Figura 4.3 – Representação esquemática do modelo de Frank e Stroh [93]. Em (a) formação dos pares de discordâncias, em (b) ruptura dos planos basais e em (c) formação de delaminação interlamelar. Figura ilustrativa e adaptada de Murugaiah [25].

Eventos de fratura (chamados de “pop-ins”) foram detectados nas curvas de carregamento utilizando a ponta Berkovich e a interpretação para a fratura de lamelas na direção da aplicação da carga foi feita através de mecanismos de mobilidade de discordâncias. Delaminações entre as lamelas foram observadas nas impressões residuais das indentações através de imagens de microscopia eletrônica de varredura.

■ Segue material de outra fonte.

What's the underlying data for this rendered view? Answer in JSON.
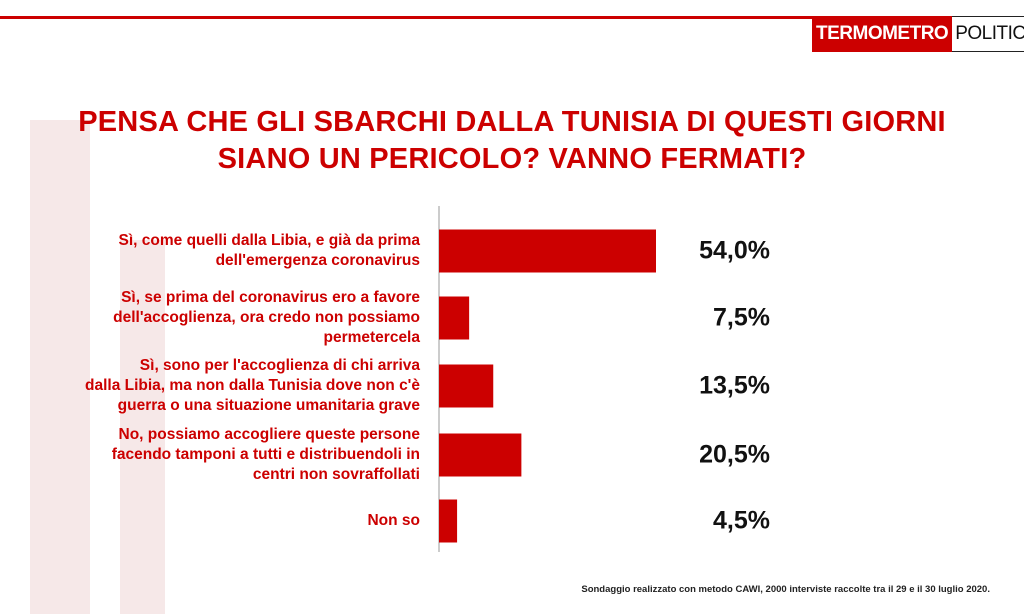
{
  "brand": {
    "part1": "TERMOMETRO",
    "part2": "POLITICO"
  },
  "colors": {
    "accent": "#cc0000",
    "text": "#111111",
    "watermark": "#f6e8e8"
  },
  "chart_data": {
    "type": "bar",
    "orientation": "horizontal",
    "title_lines": [
      "PENSA CHE GLI SBARCHI DALLA TUNISIA DI QUESTI GIORNI",
      "SIANO UN PERICOLO? VANNO FERMATI?"
    ],
    "categories": [
      [
        "Sì, come quelli dalla Libia, e già  da prima",
        "dell'emergenza coronavirus"
      ],
      [
        "Sì, se prima del coronavirus ero a favore",
        "dell'accoglienza, ora credo non possiamo",
        "permetercela"
      ],
      [
        "Sì, sono per l'accoglienza di chi arriva",
        "dalla Libia, ma non dalla Tunisia dove non c'è",
        "guerra o una situazione umanitaria grave"
      ],
      [
        "No, possiamo accogliere queste persone",
        "facendo tamponi a tutti e distribuendoli in",
        "centri non sovraffollati"
      ],
      [
        "Non so"
      ]
    ],
    "values": [
      54.0,
      7.5,
      13.5,
      20.5,
      4.5
    ],
    "value_labels": [
      "54,0%",
      "7,5%",
      "13,5%",
      "20,5%",
      "4,5%"
    ],
    "xlim": [
      0,
      100
    ],
    "grid": false,
    "legend": "none"
  },
  "footnote": "Sondaggio realizzato con metodo CAWI, 2000 interviste raccolte tra il 29 e il 30 luglio 2020."
}
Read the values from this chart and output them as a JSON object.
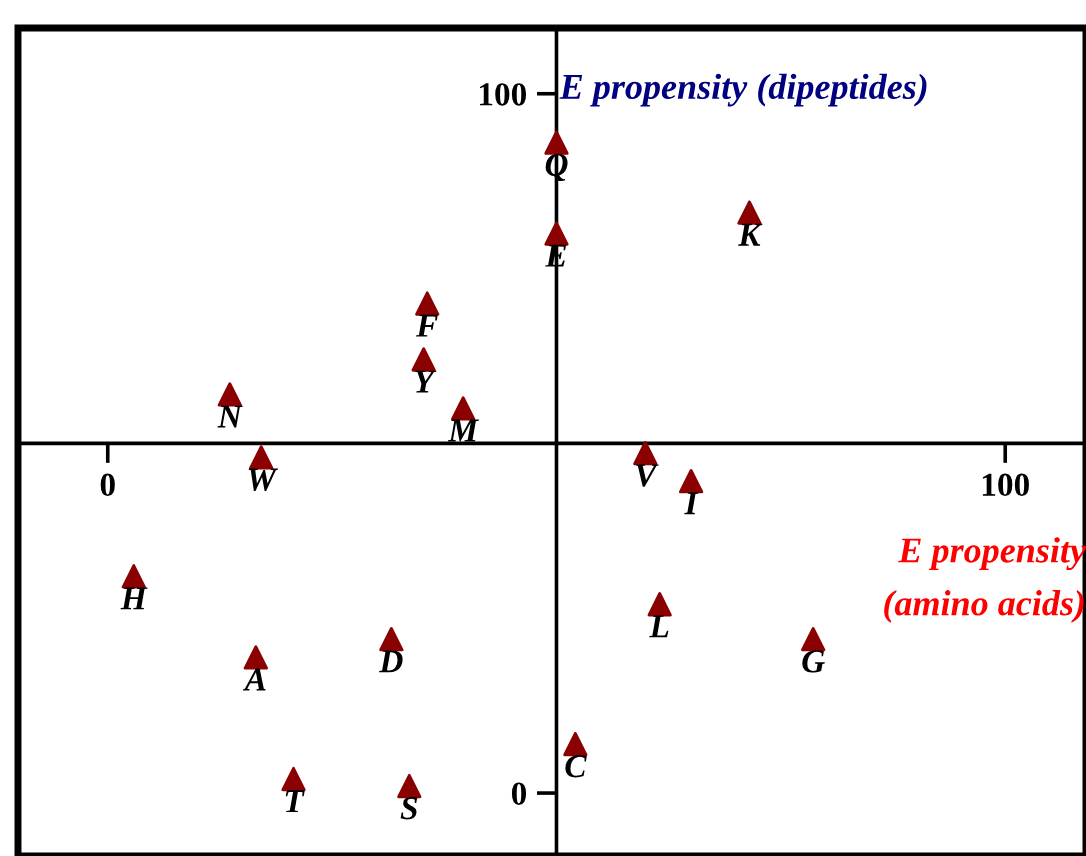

Com base nos trabalhos descritos na literatura, o objetivo deste capítulo foi estudar as propriedades mecânicas e os processos de fratura da grafite pirolítico altamente ordenado (HOPG) na direção normal ao plano basal, utilizando a técnica de indentação instrumentada, e com diferentes geometrias de pontas (piramidais, esféricas e plana). As limitações do método de Oliver e Pharr [11,93] para a determinação dos valores das propriedades mecânicas de materiais lamelares por indentação instrumentada serão

investigados. Os resultados obtidos serão discutidos conforme os mecanismos de plasticidade e fratura exibidos pela grafite, quando submetido a um teste de indentação.